Prof. Dr. İlber Ortaylı, Levanten (Doğulu) kelimesiyle, Doğu Akdeniz limanlarının, bir anlamda da hem Bizans hem Osmanlı döneminde yerli halktan ziyade İtalyan, Katalan, Fransız gibi Batı Akdenizlilerin kastedildiğini, 18. ve 19. yüzyıllarda ise Levanten tanımının orta ve kuzey Avrupa’dan gelip kente yerleşen yabancıları da kapsadığını ve betimlediğini söylüyor. Ortaylı, “Dünden Bugüne İstanbul Ansiklopedisi” için kaleme aldığı “Levantenler” maddesinde bu toplumun sosyal hayatı konusunda şu bilgileri veriyor: “İmparatorluğa özgü bu grup kendi kozmopolit yapısı, etraftan izole hali, kendi sosyal katmanlaşmasıyla tarih olmuş ve bugün kaybolmuştur. Bu grubu bir değil, birçok etnik gruptan yabancılar oluşturmuştur.
Başkente gelişleri de muhtelif tarihlere, muhtelif sebeplere dayanır. 19. yüzyıl içinde bu çekirdek gruplar arasında en ilginci İtalyanlardır. Şüphesiz büyük şehrin İtalyanları Bizans’tan kalma değildi sadece.
Böyleleri sayı olarak bir azınlık teşkil ederdi. 18. yüzyılın sonundan beri İtalya’nın muhtelif bölgelerinden ve meslek grubundan iş aramaya, hayat kurmaya gelen İtalyanlar vardı. Şüphesiz ressam Zonaro ve Preziosi’den, Cihangir ve Tarlabaşı’ndaki binaları yapan kalfa ve mimarlara kadar bu kalabalık koloni diğer Hıristiyan gruplarla ve hatta Müslümanlarla karışıp eridi, bazısı ülkeyi terk etti...”

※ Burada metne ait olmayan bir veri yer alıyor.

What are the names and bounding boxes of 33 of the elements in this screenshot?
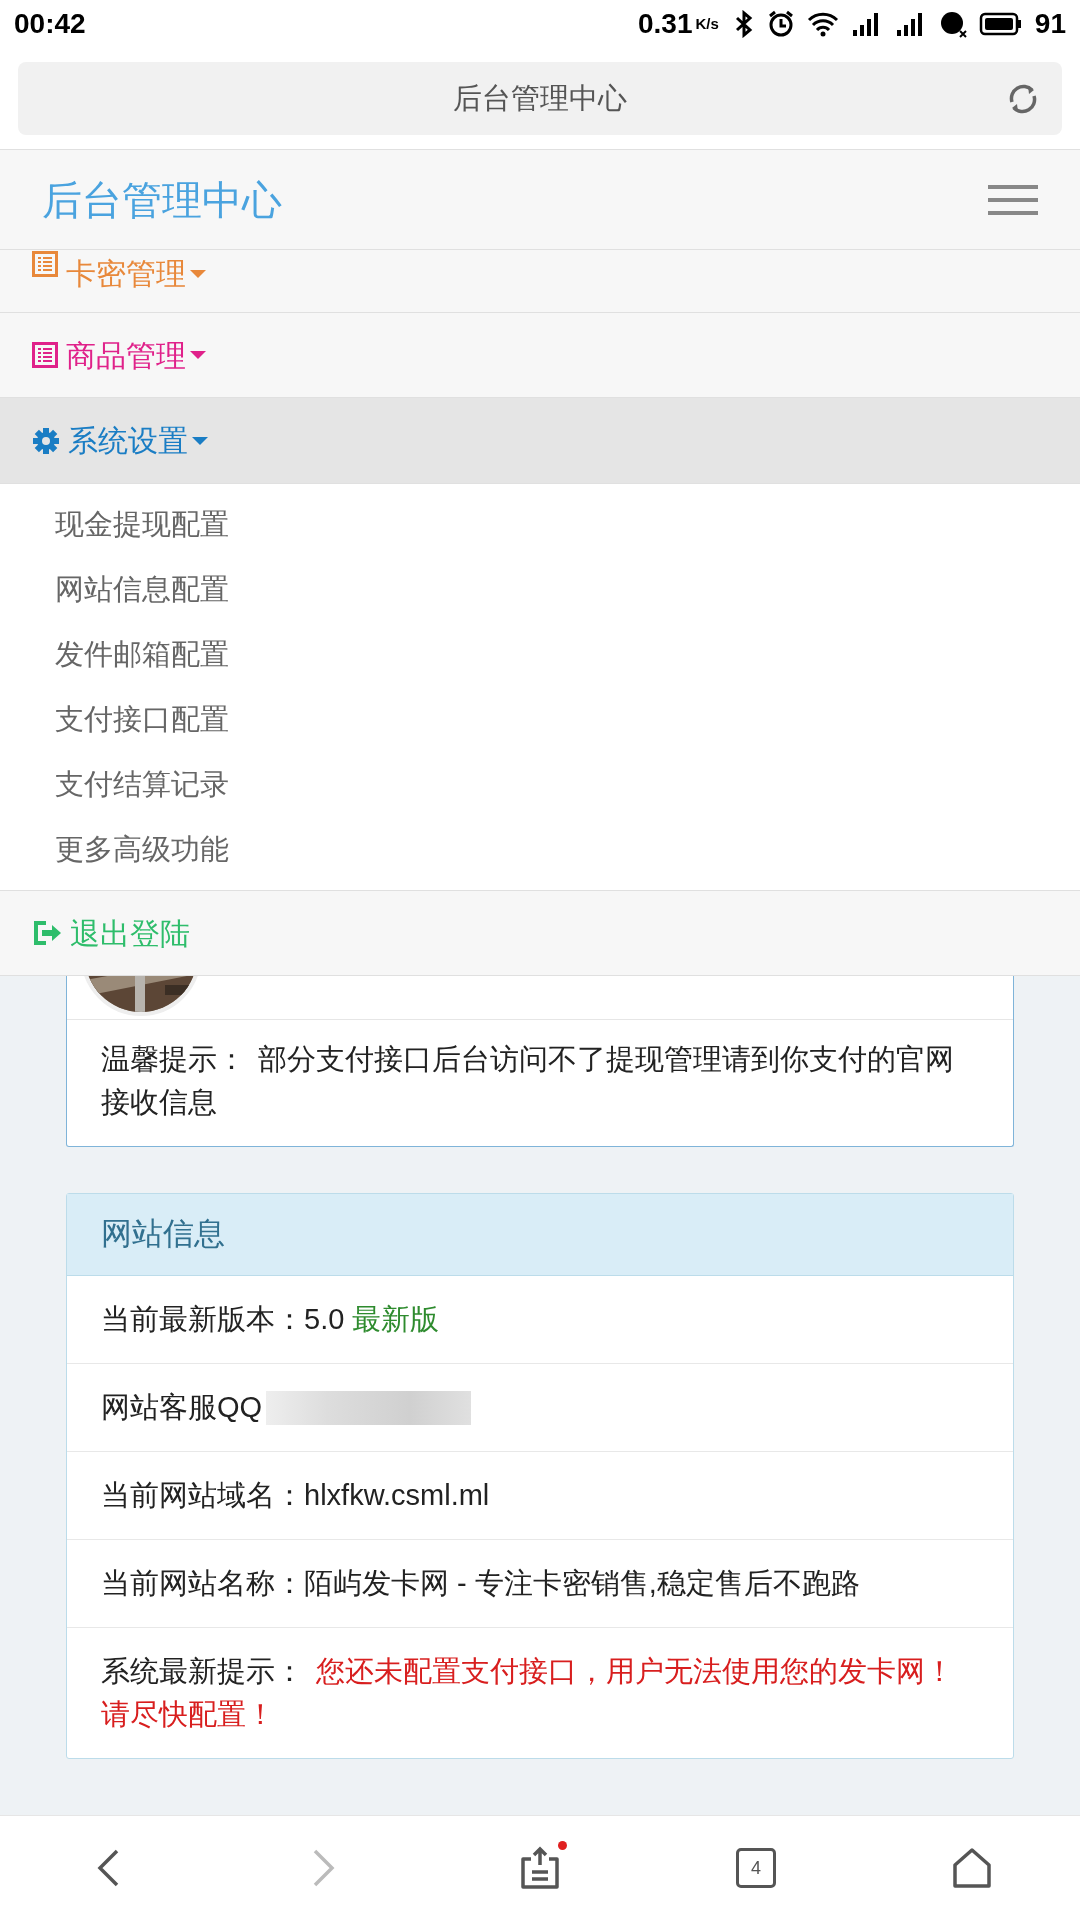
caret-icon bbox=[190, 350, 206, 360]
submenu-item[interactable]: 支付结算记录 bbox=[55, 762, 229, 807]
hd-icon bbox=[938, 10, 967, 38]
caret-icon bbox=[190, 268, 206, 279]
info-text: 网站客服QQ bbox=[101, 1389, 263, 1425]
address-bar[interactable]: 后台管理中心 bbox=[18, 62, 1062, 135]
site-title: 后台管理中心 bbox=[42, 176, 282, 224]
submenu-item[interactable]: 网站信息配置 bbox=[55, 567, 229, 612]
clock-time: 00:42 bbox=[14, 7, 86, 41]
page-title: 后台管理中心 bbox=[453, 80, 627, 116]
alarm-icon bbox=[766, 10, 795, 38]
submenu-item[interactable]: 发件邮箱配置 bbox=[55, 632, 229, 677]
home-icon[interactable] bbox=[951, 1847, 993, 1889]
menu-item[interactable]: 系统设置 bbox=[68, 418, 208, 463]
back-icon[interactable] bbox=[95, 1848, 121, 1888]
menu-icon[interactable] bbox=[988, 182, 1038, 217]
wifi-icon bbox=[806, 10, 839, 38]
card-title: 网站信息 bbox=[101, 1215, 225, 1254]
submenu-item[interactable]: 支付接口配置 bbox=[55, 697, 229, 742]
info-text: 当前网站域名：hlxfkw.csml.ml bbox=[101, 1477, 490, 1513]
info-text: 当前最新版本：5.0 最新版 bbox=[101, 1301, 440, 1337]
speed-unit: K/s bbox=[695, 13, 719, 34]
caret-icon bbox=[192, 435, 208, 446]
notice-text: 温馨提示： 部分支付接口后台访问不了提现管理请到你支付的官网接收信息 bbox=[100, 1042, 955, 1120]
battery-icon bbox=[978, 10, 1023, 38]
menu-item[interactable]: 商品管理 bbox=[66, 332, 206, 378]
info-text: 当前网站名称：陌屿发卡网 - 专注卡密销售,稳定售后不跑路 bbox=[101, 1565, 860, 1601]
network-speed: 0.31 bbox=[638, 7, 693, 41]
submenu-item[interactable]: 现金提现配置 bbox=[55, 502, 229, 547]
info-text: 系统最新提示： 您还未配置支付接口，用户无法使用您的发卡网！请尽快配置！ bbox=[101, 1654, 955, 1732]
battery-level: 91 bbox=[1034, 7, 1066, 41]
tabs-button[interactable]: 4 bbox=[736, 1848, 776, 1888]
submenu-item[interactable]: 更多高级功能 bbox=[55, 827, 229, 872]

Lozan Barış Antlaşması’yla kapitülasyonların kaldırılmasının ardından Levantenler ticari ayrıcalıklarını yitirdi. Cumhuriyet’in ilanından sonra Fransız ve İtalyan okullarının da kapanmasından sonra 1935 yılında birçok mesleği icra etmeleri de yasaklanınca Levantenlerin çoğu başka ülkelere göç etti. Günümüzde İstanbul’un çeşitli bölgeleri ve İzmir, Çanakkale, İskenderun gibi şehirlerde az sayıda Levanten yaşıyor. 19. yüzyılın şaşaalı sosyal yaşamından geriye özellikle Galata ve Pera bölgesindeki mimari yapılar kaldı.